I've realized that I need to focus more on the moment, to enjoy the here and now and to not be rushing off to tomorrow or next weekend. It is good to have things to look forward to but not so much so that you don't enjoy where you are at present. I need to stop worrying about the fact that I may not be perfectly mastering a technique in Jiu Jitsu and appreciate the moment that I am being taught and the privilege of learning from such great instructors. I need to stop and enjoy my daughter giggling as I tease her or makes jokes and stop worrying about what time she has to be at a Girl Scouts function the next day. I need to enjoy sitting and watching a movie with my wife's head on my chest and stop thinking about how much work I have on my desk waiting for me the next day.

I also thought about the fact that there are so many people out there right now who have it so much worse than I do. I know that sometimes I can be overcome by thoughts of sorrow or hopelessness or frustration and that part of that is genetic and part of it is my own obsessing over meaningless crap.
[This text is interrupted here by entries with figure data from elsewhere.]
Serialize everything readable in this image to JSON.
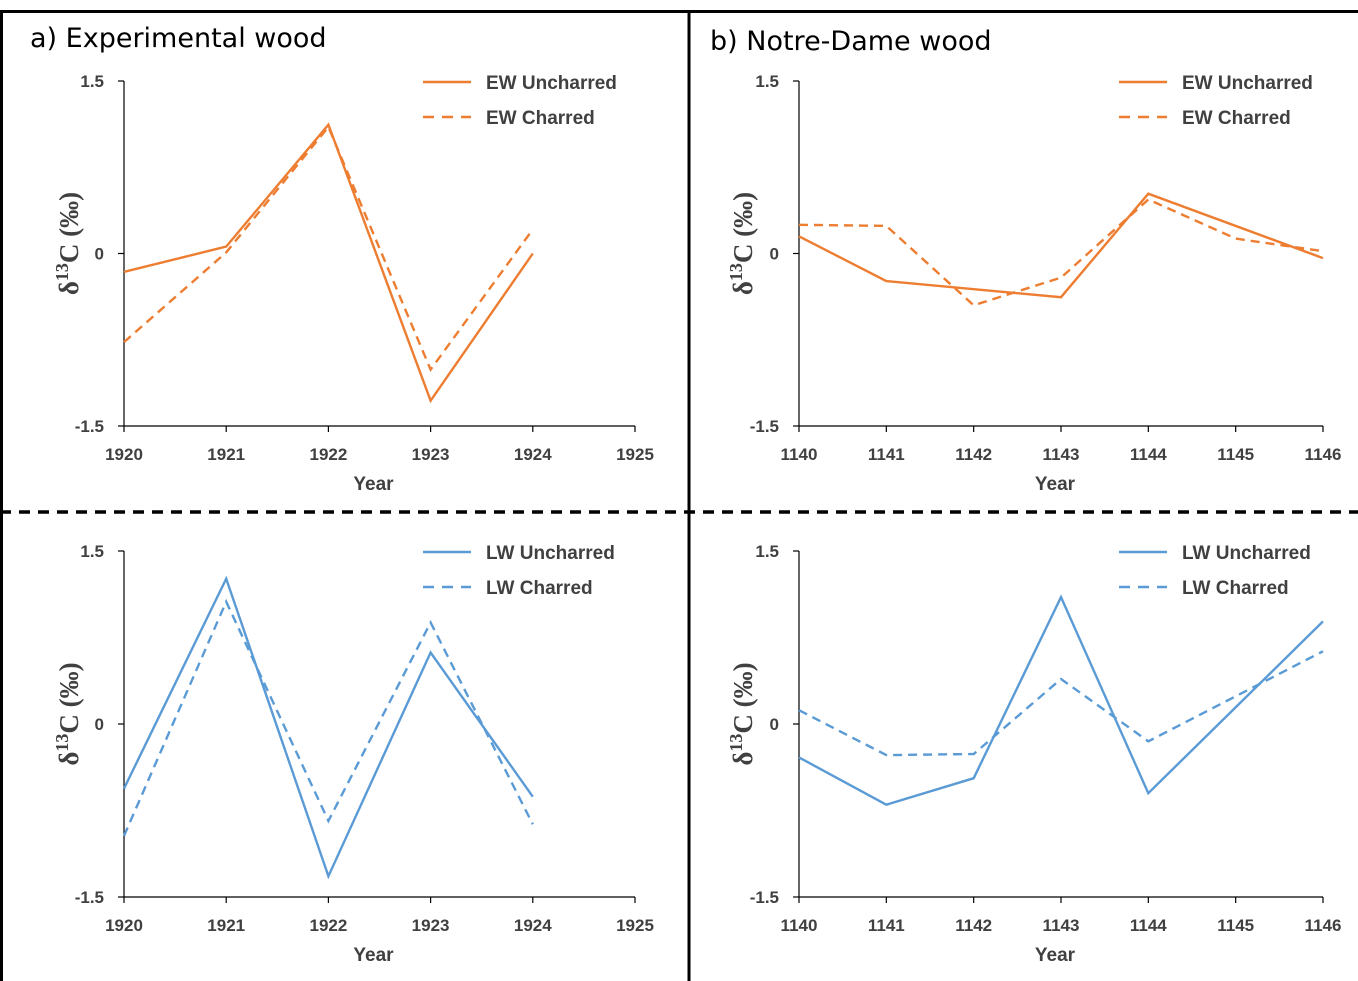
{
  "figure": {
    "colors": {
      "earlywood": "#ed7d31",
      "latewood": "#5b9bd5",
      "text": "#404040",
      "axis": "#000000"
    }
  },
  "chart_data": [
    {
      "id": "a-ew",
      "type": "line",
      "panel_title": "a) Experimental wood",
      "xlabel": "Year",
      "ylabel": "δ13C (‰)",
      "x": [
        1920,
        1921,
        1922,
        1923,
        1924
      ],
      "xlim": [
        1920,
        1925
      ],
      "xticks": [
        1920,
        1921,
        1922,
        1923,
        1924,
        1925
      ],
      "ylim": [
        -1.5,
        1.5
      ],
      "yticks": [
        -1.5,
        0,
        1.5
      ],
      "ytick_labels": [
        "-1.5",
        "0",
        "1.5"
      ],
      "legend_position": "top-right",
      "series": [
        {
          "name": "EW Uncharred",
          "style": "solid",
          "color": "#ed7d31",
          "values": [
            -0.16,
            0.06,
            1.12,
            -1.28,
            0.0
          ]
        },
        {
          "name": "EW Charred",
          "style": "dashed",
          "color": "#ed7d31",
          "values": [
            -0.77,
            0.01,
            1.1,
            -1.01,
            0.21
          ]
        }
      ]
    },
    {
      "id": "b-ew",
      "type": "line",
      "panel_title": "b) Notre-Dame wood",
      "xlabel": "Year",
      "ylabel": "δ13C (‰)",
      "x": [
        1140,
        1141,
        1142,
        1143,
        1144,
        1145,
        1146
      ],
      "xlim": [
        1140,
        1146
      ],
      "xticks": [
        1140,
        1141,
        1142,
        1143,
        1144,
        1145,
        1146
      ],
      "ylim": [
        -1.5,
        1.5
      ],
      "yticks": [
        -1.5,
        0,
        1.5
      ],
      "ytick_labels": [
        "-1.5",
        "0",
        "1.5"
      ],
      "legend_position": "top-right",
      "series": [
        {
          "name": "EW Uncharred",
          "style": "solid",
          "color": "#ed7d31",
          "values": [
            0.15,
            -0.24,
            null,
            -0.38,
            0.52,
            null,
            -0.04
          ]
        },
        {
          "name": "EW Charred",
          "style": "dashed",
          "color": "#ed7d31",
          "values": [
            0.25,
            0.24,
            -0.45,
            -0.21,
            0.47,
            0.13,
            0.02
          ]
        }
      ]
    },
    {
      "id": "a-lw",
      "type": "line",
      "xlabel": "Year",
      "ylabel": "δ13C (‰)",
      "x": [
        1920,
        1921,
        1922,
        1923,
        1924
      ],
      "xlim": [
        1920,
        1925
      ],
      "xticks": [
        1920,
        1921,
        1922,
        1923,
        1924,
        1925
      ],
      "ylim": [
        -1.5,
        1.5
      ],
      "yticks": [
        -1.5,
        0,
        1.5
      ],
      "ytick_labels": [
        "-1.5",
        "0",
        "1.5"
      ],
      "legend_position": "top-right",
      "series": [
        {
          "name": "LW Uncharred",
          "style": "solid",
          "color": "#5b9bd5",
          "values": [
            -0.56,
            1.26,
            -1.32,
            0.62,
            -0.63
          ]
        },
        {
          "name": "LW Charred",
          "style": "dashed",
          "color": "#5b9bd5",
          "values": [
            -0.97,
            1.06,
            -0.84,
            0.88,
            -0.87
          ]
        }
      ]
    },
    {
      "id": "b-lw",
      "type": "line",
      "xlabel": "Year",
      "ylabel": "δ13C (‰)",
      "x": [
        1140,
        1141,
        1142,
        1143,
        1144,
        1145,
        1146
      ],
      "xlim": [
        1140,
        1146
      ],
      "xticks": [
        1140,
        1141,
        1142,
        1143,
        1144,
        1145,
        1146
      ],
      "ylim": [
        -1.5,
        1.5
      ],
      "yticks": [
        -1.5,
        0,
        1.5
      ],
      "ytick_labels": [
        "-1.5",
        "0",
        "1.5"
      ],
      "legend_position": "top-right",
      "series": [
        {
          "name": "LW Uncharred",
          "style": "solid",
          "color": "#5b9bd5",
          "values": [
            -0.29,
            -0.7,
            -0.47,
            1.1,
            -0.6,
            null,
            0.89
          ]
        },
        {
          "name": "LW Charred",
          "style": "dashed",
          "color": "#5b9bd5",
          "values": [
            0.12,
            -0.27,
            -0.26,
            0.39,
            -0.15,
            null,
            0.63
          ]
        }
      ]
    }
  ]
}
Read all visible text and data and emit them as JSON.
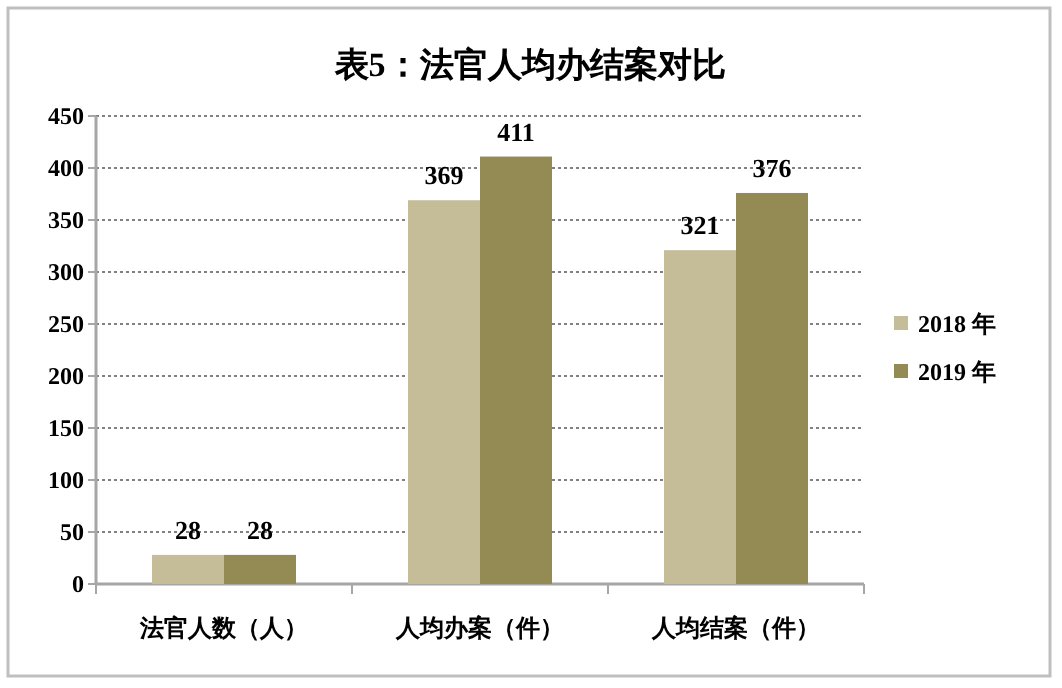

I am a lucky man, I am married to a fantastic woman, I have a wonderful daughter, my wife and I have good jobs, and a nice house. I have a wonderful family and amazing friends.

I have lost my father, who was one of my absolute most favorite people in the entire world. But I have not lost everything. And instead of focusing on the fact that I lost someone that I loved so very much, I think I need to try and focus more on the fact that I still have so many people who I love and who love me so very much. And to be grateful for what I do have instead of being so angry about what I no longer have anymore. And I need also need to be grateful for all those years I did have with my father. I got a little over 32 years with him and that's 29 more than Erin got with her Dad. And I need to cherish those memories, instead of regretting that there will not be more of them.
So I just want to say, stop living in the past, stop longing for the future, and live in and love the moment that you are in.